A iniciativa de Sumar, apresentada na última semana, argumenta que o desporto de alto nível realizado em Espanha deve ser consistente com os compromissos do Estado com os direitos humanos e o direito internacional humanitário.
O partido recorda que o Tribunal Internacional de Justiça (TIJ) emitiu medidas cautelares em relação às ações de Israel em Gaza, “considerando plausíveis as denúncias de genocídio”.
Sumar descreve como “inaceitável” que apoios públicos sejam utilizados para promover ou normalizar “equipas ou estruturas desportivas que funcionam como veículos de branqueamento institucional de tais atividades”.

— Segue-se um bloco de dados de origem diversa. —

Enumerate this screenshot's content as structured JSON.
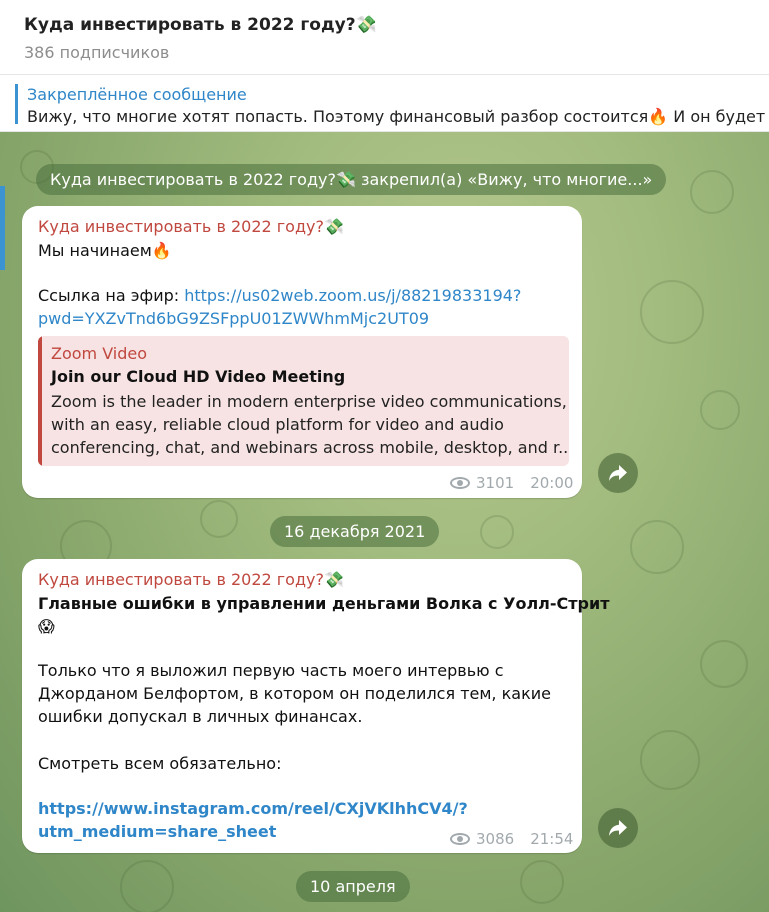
{
  "header": {
    "title": "Куда инвестировать в 2022 году?💸",
    "subscribers": "386 подписчиков"
  },
  "pinned": {
    "label": "Закреплённое сообщение",
    "text": "Вижу, что многие хотят попасть. Поэтому финансовый разбор состоится🔥  И он будет бе"
  },
  "service": {
    "pinned_notice": "Куда инвестировать в 2022 году?💸 закрепил(а) «Вижу, что многие...»"
  },
  "messages": [
    {
      "sender": "Куда инвестировать в 2022 году?💸",
      "text_line1": "Мы начинаем🔥",
      "link_prefix": "Ссылка на эфир: ",
      "link_part1": "https://us02web.zoom.us/j/88219833194?",
      "link_part2": "pwd=YXZvTnd6bG9ZSFppU01ZWWhmMjc2UT09",
      "preview": {
        "site": "Zoom Video",
        "title": "Join our Cloud HD Video Meeting",
        "desc_line1": "Zoom is the leader in modern enterprise video communications,",
        "desc_line2": "with an easy, reliable cloud platform for video and audio",
        "desc_line3": "conferencing, chat, and webinars across mobile, desktop, and r..."
      },
      "views": "3101",
      "time": "20:00"
    },
    {
      "sender": "Куда инвестировать в 2022 году?💸",
      "title": "Главные ошибки в управлении деньгами Волка с Уолл-Стрит",
      "title_emoji": "😱",
      "body_line1": "Только что я выложил первую часть моего интервью с",
      "body_line2": "Джорданом Белфортом, в котором он поделился тем, какие",
      "body_line3": "ошибки допускал в личных финансах.",
      "body_line4": "Смотреть всем обязательно:",
      "link_part1": "https://www.instagram.com/reel/CXjVKlhhCV4/?",
      "link_part2": "utm_medium=share_sheet",
      "views": "3086",
      "time": "21:54"
    }
  ],
  "dates": {
    "date1": "16 декабря 2021",
    "date2": "10 апреля"
  },
  "colors": {
    "accent": "#2f86c8",
    "sender": "#c0483f",
    "preview_bg": "#f7e3e3"
  }
}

A coligação de esquerda exige que todos os patrocínios públicos incluam “cláusulas de diligência ética e de direitos humanos” que permitam a exclusão de equipas que contribuam para “encobrir crimes internacionais”.
Até o momento, a organização da Vuelta não se pronunciou publicamente sobre o pedido de Sumar, e a equipa Israel-Premier Tech segue na competição.
Fontes próximas à equipa confirmam que o foco está no desempenho na corrida.
O grupo político de Sumar também questionou o governo sobre se, em caso de recusa da organização em excluir a equipa, retiraria todo o apoio público à Vuelta.
A questão, no entanto, permanece sem resposta oficial.